BOSTON (Reuters) - Massachusetts’ top court on Wednesday upheld the manslaughter conviction of a woman accused of goading her teenage boyfriend into committing suicide in 2014 with text messages and phone calls, in a case that drew national attention to cyber-bullying.
The Massachusetts Supreme Judicial Court agreed with a lower court’s 2017 ruling on Michelle Carter, who prosecutors said urged her 18-year-old boyfriend, Conrad Roy, to kill himself in a parking lot about 60 miles (100 km) south of Boston.
The case, the first in the state to consider manslaughter charges tied to texting, raised concerns among civil liberties advocates who said Carter was being prosecuted for her speech.
But Justice Scott Kafker said the evidence supported a finding that Carter, then 17, “badgered” Roy by phone to get back into a carbon-monoxide filled truck he had stepped out of, after “constantly pressuring” him in text messages to commit suicide.
“The evidence against the defendant proved that, by her wanton or reckless conduct, she caused the victim’s death by suicide,” Kafker wrote for the unanimous seven-member court.
He rejected arguments by Carter, now 22, that her conviction violated her free speech rights under the U.S. Constitution, saying the court was not punishing her for her words alone, but for “reckless or wanton words causing death.”
Daniel Marx, Carter’s lawyer, in a statement called the decision disappointing and said he was considering an appeal to the U.S. Supreme Court.

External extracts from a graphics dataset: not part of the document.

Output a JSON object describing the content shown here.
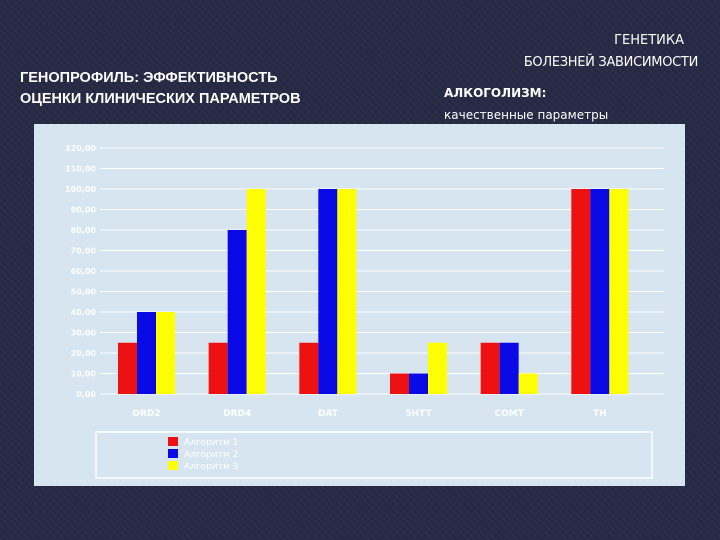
{
  "header": {
    "right_title_line1": "ГЕНЕТИКА",
    "right_title_line2": "БОЛЕЗНЕЙ ЗАВИСИМОСТИ",
    "left_title_line1": "ГЕНОПРОФИЛЬ: ЭФФЕКТИВНОСТЬ",
    "left_title_line2": "ОЦЕНКИ КЛИНИЧЕСКИХ ПАРАМЕТРОВ",
    "subtitle_line1": "АЛКОГОЛИЗМ:",
    "subtitle_line2": "качественные параметры"
  },
  "colors": {
    "red": "#ee1111",
    "blue": "#0a0ae6",
    "yellow": "#ffff00",
    "panel": "#d6e5f0",
    "label": "#ffffff"
  },
  "chart_data": {
    "type": "bar",
    "categories": [
      "DRD2",
      "DRD4",
      "DAT",
      "5HTT",
      "COMT",
      "TH"
    ],
    "series": [
      {
        "name": "Алгоритм 1",
        "color": "#ee1111",
        "values": [
          25,
          25,
          25,
          10,
          25,
          100
        ]
      },
      {
        "name": "Алгоритм 2",
        "color": "#0a0ae6",
        "values": [
          40,
          80,
          100,
          10,
          25,
          100
        ]
      },
      {
        "name": "Алгоритм 3",
        "color": "#ffff00",
        "values": [
          40,
          100,
          100,
          25,
          10,
          100
        ]
      }
    ],
    "yticks": [
      "0,00",
      "10,00",
      "20,00",
      "30,00",
      "40,00",
      "50,00",
      "60,00",
      "70,00",
      "80,00",
      "90,00",
      "100,00",
      "110,00",
      "120,00"
    ],
    "ylim": [
      0,
      120
    ],
    "grid": true,
    "legend_position": "bottom"
  }
}
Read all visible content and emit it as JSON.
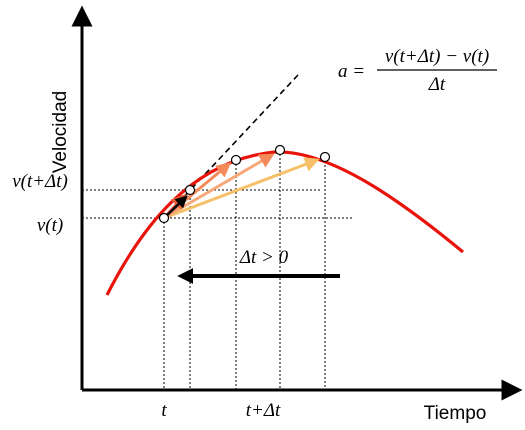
{
  "axes": {
    "y_label": "Velocidad",
    "x_label": "Tiempo"
  },
  "formula": {
    "lhs": "a =",
    "numerator": "v(t+Δt) − v(t)",
    "denominator": "Δt"
  },
  "y_ticks": {
    "upper": "v(t+Δt)",
    "lower": "v(t)"
  },
  "x_ticks": {
    "left": "t",
    "right": "t+Δt"
  },
  "delta_note": "Δt > 0",
  "colors": {
    "curve": "#e8140c",
    "secant_near": "#f0613a",
    "secant_mid": "#f48a5a",
    "secant_far": "#f6c068",
    "tangent_arrow": "#000000",
    "axis": "#000000"
  }
}
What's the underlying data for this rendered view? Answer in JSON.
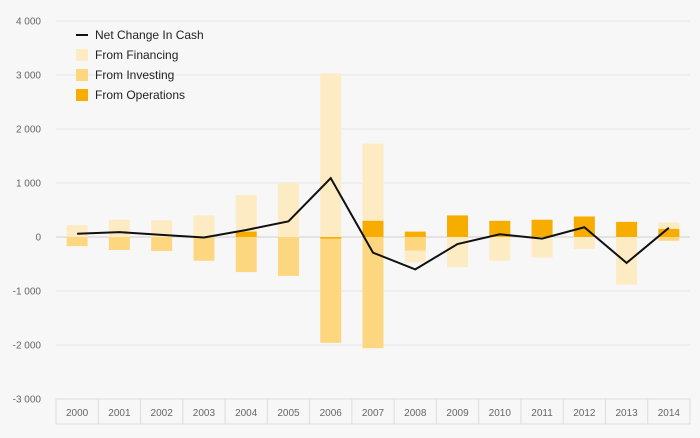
{
  "chart_data": {
    "type": "bar",
    "categories": [
      "2000",
      "2001",
      "2002",
      "2003",
      "2004",
      "2005",
      "2006",
      "2007",
      "2008",
      "2009",
      "2010",
      "2011",
      "2012",
      "2013",
      "2014"
    ],
    "y_ticks": [
      4000,
      3000,
      2000,
      1000,
      0,
      -1000,
      -2000,
      -3000
    ],
    "y_tick_labels": [
      "4 000",
      "3 000",
      "2 000",
      "1 000",
      "0",
      "-1 000",
      "-2 000",
      "-3 000"
    ],
    "ylim": [
      -3000,
      4000
    ],
    "grid": true,
    "legend_position": "top-left",
    "legend": [
      {
        "label": "Net Change In Cash",
        "kind": "line",
        "color": "#111111"
      },
      {
        "label": "From Financing",
        "kind": "box",
        "color": "#fdebc3"
      },
      {
        "label": "From Investing",
        "kind": "box",
        "color": "#fcd780"
      },
      {
        "label": "From Operations",
        "kind": "box",
        "color": "#f7ac00"
      }
    ],
    "series": [
      {
        "name": "From Operations",
        "color": "#f7ac00",
        "values": [
          0,
          0,
          0,
          0,
          100,
          0,
          -30,
          300,
          100,
          400,
          300,
          320,
          380,
          280,
          150
        ]
      },
      {
        "name": "From Investing",
        "color": "#fcd780",
        "values": [
          -170,
          -240,
          -260,
          -440,
          -650,
          -720,
          -1960,
          -2060,
          -250,
          0,
          0,
          0,
          0,
          0,
          -70
        ]
      },
      {
        "name": "From Financing",
        "color": "#fdebc3",
        "values": [
          220,
          320,
          310,
          400,
          780,
          1000,
          3030,
          1730,
          -470,
          -560,
          -440,
          -380,
          -220,
          -880,
          270
        ]
      },
      {
        "name": "Net Change In Cash",
        "color": "#111111",
        "values": [
          60,
          90,
          40,
          -10,
          130,
          290,
          1090,
          -290,
          -600,
          -130,
          50,
          -30,
          180,
          -480,
          170
        ]
      }
    ]
  }
}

Roy killed himself on July 12, 2014, by filling his parked truck in Fairhaven, Massachusetts, with carbon monoxide from a generator he had hooked up to it.
Prosecutors at trial presented evidence showing that Roy briefly left the vehicle after he began to be overwhelmed by the fumes, but returned after Carter, who spoke with him by phone, urged him to “get back in.”

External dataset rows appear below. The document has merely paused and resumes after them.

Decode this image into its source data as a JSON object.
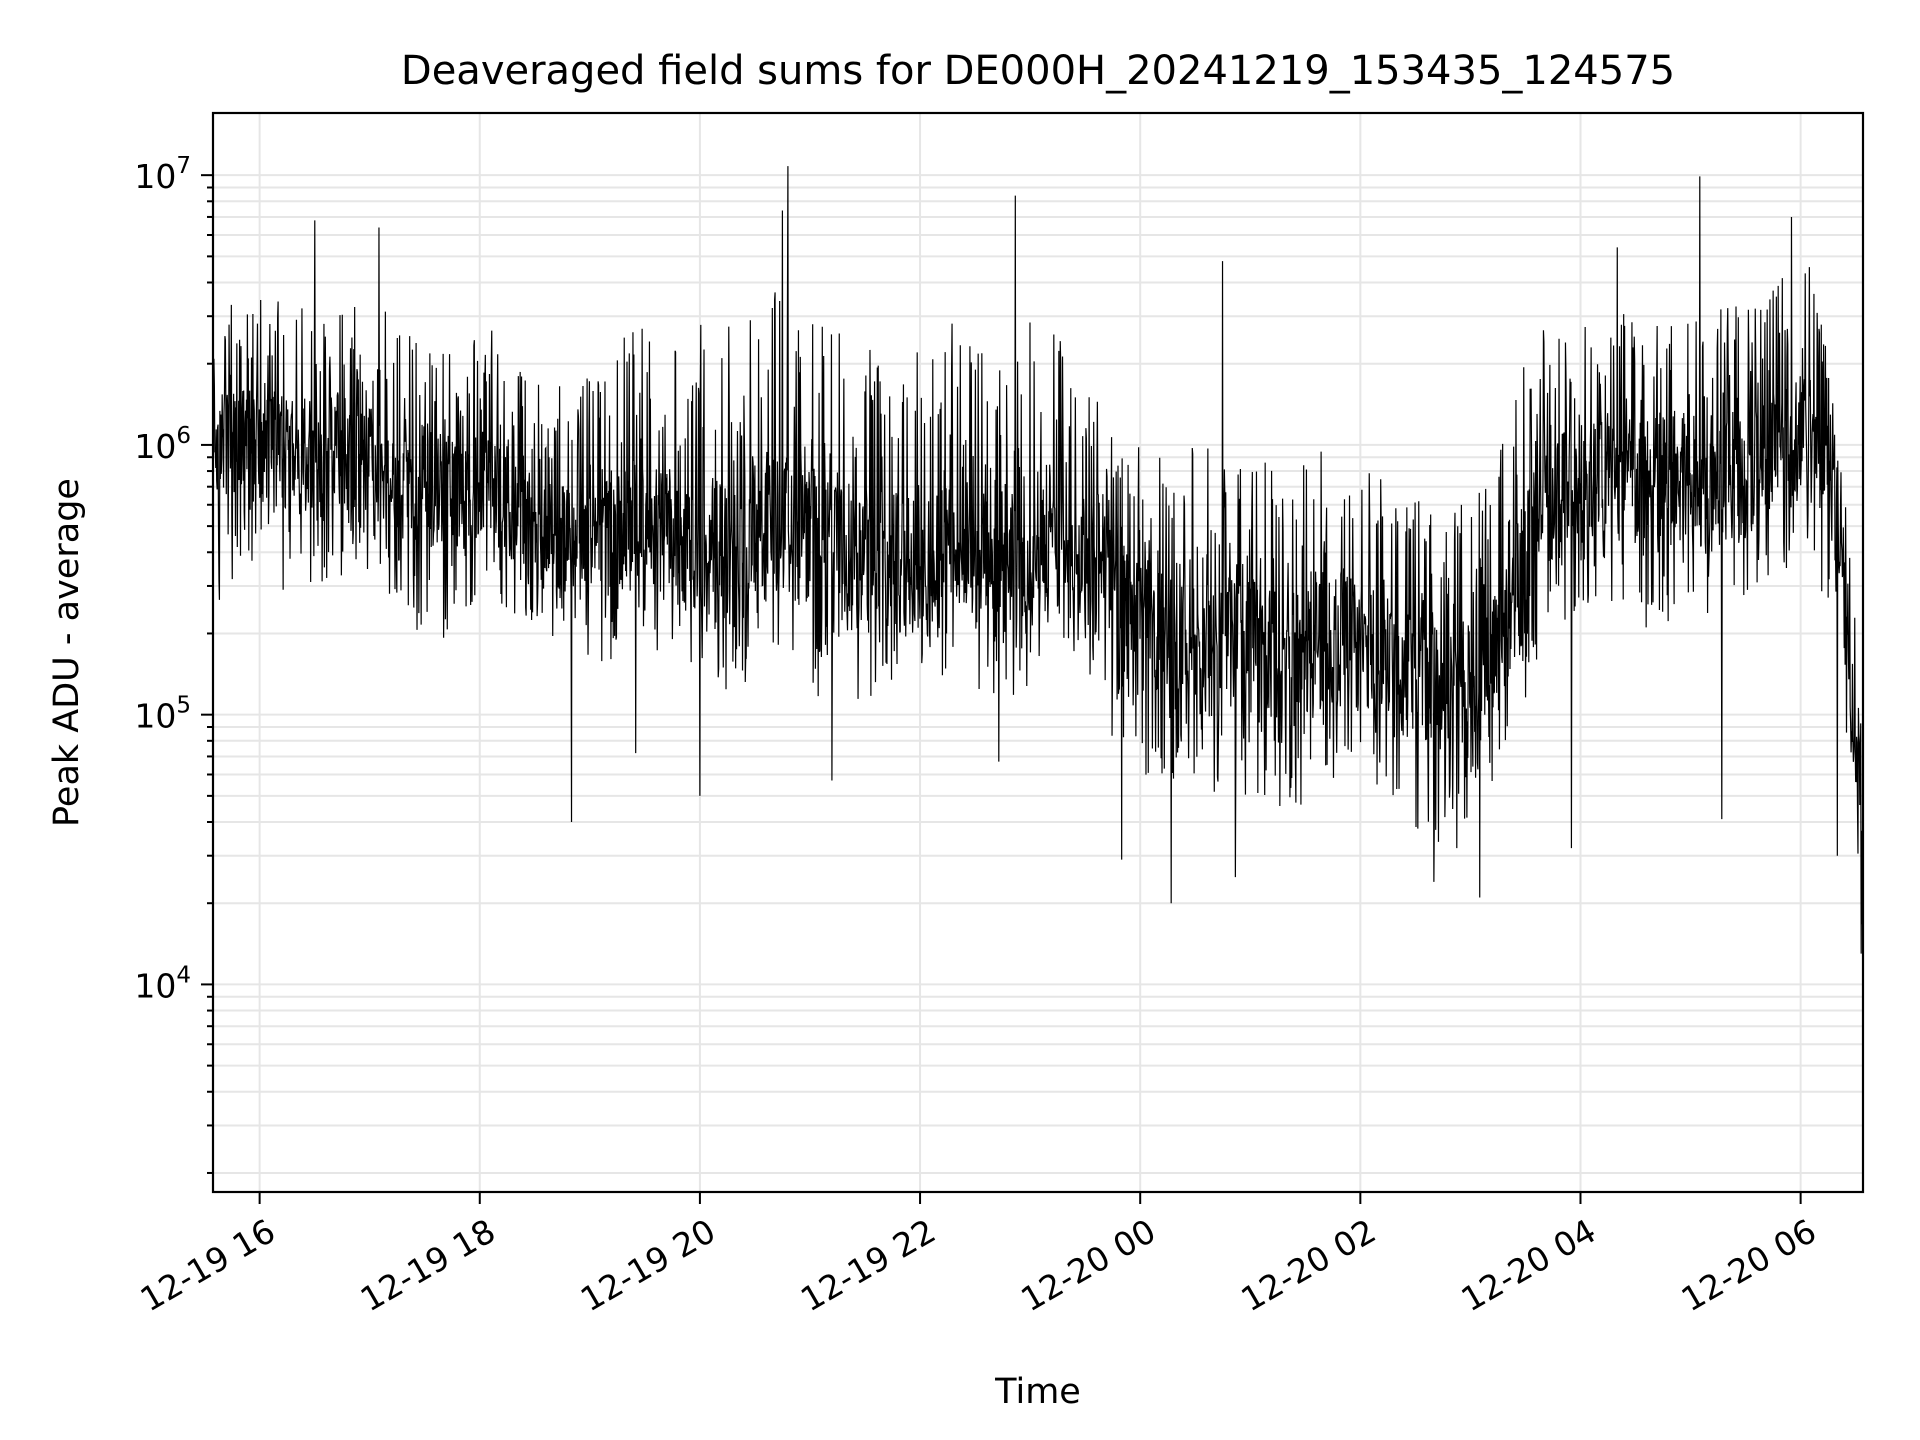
{
  "chart_data": {
    "type": "line",
    "title": "Deaveraged field sums for DE000H_20241219_153435_124575",
    "xlabel": "Time",
    "ylabel": "Peak ADU - average",
    "yscale": "log",
    "ylim": [
      1700,
      17000000
    ],
    "xlim": [
      "2024-12-19T15:34:35",
      "2024-12-20T06:34:00"
    ],
    "grid": true,
    "line_color": "#000000",
    "x_ticks": [
      {
        "value": "2024-12-19T16:00",
        "label": "12-19 16"
      },
      {
        "value": "2024-12-19T18:00",
        "label": "12-19 18"
      },
      {
        "value": "2024-12-19T20:00",
        "label": "12-19 20"
      },
      {
        "value": "2024-12-19T22:00",
        "label": "12-19 22"
      },
      {
        "value": "2024-12-20T00:00",
        "label": "12-20 00"
      },
      {
        "value": "2024-12-20T02:00",
        "label": "12-20 02"
      },
      {
        "value": "2024-12-20T04:00",
        "label": "12-20 04"
      },
      {
        "value": "2024-12-20T06:00",
        "label": "12-20 06"
      }
    ],
    "y_ticks": [
      {
        "value": 10000,
        "base": "10",
        "exp": "4"
      },
      {
        "value": 100000,
        "base": "10",
        "exp": "5"
      },
      {
        "value": 1000000,
        "base": "10",
        "exp": "6"
      },
      {
        "value": 10000000,
        "base": "10",
        "exp": "7"
      }
    ],
    "series": [
      {
        "x": [
          "2024-12-19T15:35",
          "2024-12-19T15:50",
          "2024-12-19T16:05",
          "2024-12-19T16:20",
          "2024-12-19T16:35",
          "2024-12-19T16:50",
          "2024-12-19T17:05",
          "2024-12-19T17:20",
          "2024-12-19T17:35",
          "2024-12-19T17:50",
          "2024-12-19T18:05",
          "2024-12-19T18:20",
          "2024-12-19T18:35",
          "2024-12-19T18:50",
          "2024-12-19T19:05",
          "2024-12-19T19:20",
          "2024-12-19T19:35",
          "2024-12-19T19:50",
          "2024-12-19T20:05",
          "2024-12-19T20:20",
          "2024-12-19T20:35",
          "2024-12-19T20:50",
          "2024-12-19T21:05",
          "2024-12-19T21:20",
          "2024-12-19T21:35",
          "2024-12-19T21:50",
          "2024-12-19T22:05",
          "2024-12-19T22:20",
          "2024-12-19T22:35",
          "2024-12-19T22:50",
          "2024-12-19T23:05",
          "2024-12-19T23:20",
          "2024-12-19T23:35",
          "2024-12-19T23:50",
          "2024-12-20T00:05",
          "2024-12-20T00:20",
          "2024-12-20T00:35",
          "2024-12-20T00:50",
          "2024-12-20T01:05",
          "2024-12-20T01:20",
          "2024-12-20T01:35",
          "2024-12-20T01:50",
          "2024-12-20T02:05",
          "2024-12-20T02:20",
          "2024-12-20T02:35",
          "2024-12-20T02:50",
          "2024-12-20T03:05",
          "2024-12-20T03:20",
          "2024-12-20T03:35",
          "2024-12-20T03:50",
          "2024-12-20T04:05",
          "2024-12-20T04:20",
          "2024-12-20T04:35",
          "2024-12-20T04:50",
          "2024-12-20T05:05",
          "2024-12-20T05:20",
          "2024-12-20T05:35",
          "2024-12-20T05:50",
          "2024-12-20T06:05",
          "2024-12-20T06:20",
          "2024-12-20T06:34"
        ],
        "median": [
          1000000,
          1000000,
          1000000,
          900000,
          850000,
          900000,
          800000,
          750000,
          700000,
          650000,
          700000,
          550000,
          450000,
          450000,
          450000,
          500000,
          500000,
          400000,
          400000,
          400000,
          500000,
          500000,
          400000,
          350000,
          350000,
          350000,
          400000,
          400000,
          400000,
          400000,
          450000,
          400000,
          300000,
          250000,
          200000,
          200000,
          180000,
          180000,
          170000,
          150000,
          200000,
          200000,
          180000,
          150000,
          140000,
          120000,
          150000,
          200000,
          500000,
          700000,
          800000,
          800000,
          700000,
          750000,
          700000,
          700000,
          800000,
          1000000,
          1200000,
          600000,
          30000
        ],
        "low": [
          200000,
          300000,
          250000,
          250000,
          250000,
          300000,
          250000,
          200000,
          150000,
          200000,
          250000,
          200000,
          150000,
          150000,
          120000,
          150000,
          150000,
          150000,
          120000,
          100000,
          150000,
          150000,
          100000,
          100000,
          100000,
          100000,
          120000,
          120000,
          100000,
          100000,
          120000,
          150000,
          100000,
          60000,
          50000,
          50000,
          45000,
          40000,
          35000,
          40000,
          40000,
          50000,
          50000,
          40000,
          30000,
          25000,
          40000,
          60000,
          120000,
          180000,
          200000,
          200000,
          150000,
          150000,
          150000,
          200000,
          250000,
          300000,
          350000,
          150000,
          12000
        ],
        "high": [
          4000000,
          4500000,
          4500000,
          4000000,
          4500000,
          4000000,
          5000000,
          4000000,
          3500000,
          3000000,
          3500000,
          2500000,
          2200000,
          2000000,
          2500000,
          3500000,
          4000000,
          3000000,
          4500000,
          4000000,
          6000000,
          5000000,
          4500000,
          4000000,
          3500000,
          4000000,
          4500000,
          4000000,
          4000000,
          4000000,
          4500000,
          3500000,
          2500000,
          1500000,
          1200000,
          1200000,
          1500000,
          1100000,
          1200000,
          1000000,
          1400000,
          1500000,
          1200000,
          900000,
          800000,
          800000,
          1000000,
          2000000,
          3500000,
          4000000,
          4000000,
          4500000,
          4000000,
          5000000,
          4500000,
          4500000,
          5000000,
          5500000,
          6000000,
          3000000,
          100000
        ],
        "spikes": [
          {
            "x": "2024-12-19T16:30",
            "y": 6800000
          },
          {
            "x": "2024-12-19T17:05",
            "y": 6400000
          },
          {
            "x": "2024-12-19T18:50",
            "y": 40000
          },
          {
            "x": "2024-12-19T19:25",
            "y": 72000
          },
          {
            "x": "2024-12-19T20:00",
            "y": 50000
          },
          {
            "x": "2024-12-19T20:45",
            "y": 7400000
          },
          {
            "x": "2024-12-19T20:48",
            "y": 10800000
          },
          {
            "x": "2024-12-19T21:12",
            "y": 57000
          },
          {
            "x": "2024-12-19T22:52",
            "y": 8400000
          },
          {
            "x": "2024-12-19T22:43",
            "y": 67000
          },
          {
            "x": "2024-12-19T23:50",
            "y": 29000
          },
          {
            "x": "2024-12-20T00:17",
            "y": 20000
          },
          {
            "x": "2024-12-20T00:45",
            "y": 4800000
          },
          {
            "x": "2024-12-20T00:52",
            "y": 25000
          },
          {
            "x": "2024-12-20T02:40",
            "y": 24000
          },
          {
            "x": "2024-12-20T03:05",
            "y": 21000
          },
          {
            "x": "2024-12-20T03:55",
            "y": 32000
          },
          {
            "x": "2024-12-20T04:20",
            "y": 5400000
          },
          {
            "x": "2024-12-20T05:05",
            "y": 9900000
          },
          {
            "x": "2024-12-20T05:17",
            "y": 41000
          },
          {
            "x": "2024-12-20T05:55",
            "y": 7000000
          },
          {
            "x": "2024-12-20T06:20",
            "y": 30000
          },
          {
            "x": "2024-12-20T06:33",
            "y": 13000
          }
        ]
      }
    ]
  }
}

That instruction was captured in a text message Carter sent to a friend. She had, in earlier text messages, encouraged Roy to “promise” to kill himself and helped him plan the event after he abandoned earlier suicide attempts.
Carter, of Plainville, Massachusetts, was indicted in 2015. She opted against a jury trial, leaving her fate in the hands of Bristol County Juvenile Court Judge Lawrence Moniz, who found her guilty of involuntary manslaughter in June 2017.
Moniz subsequently ordered her to serve 15 months of a 2 1/2-year sentence in prison. Her sentence was on hold while she appealed.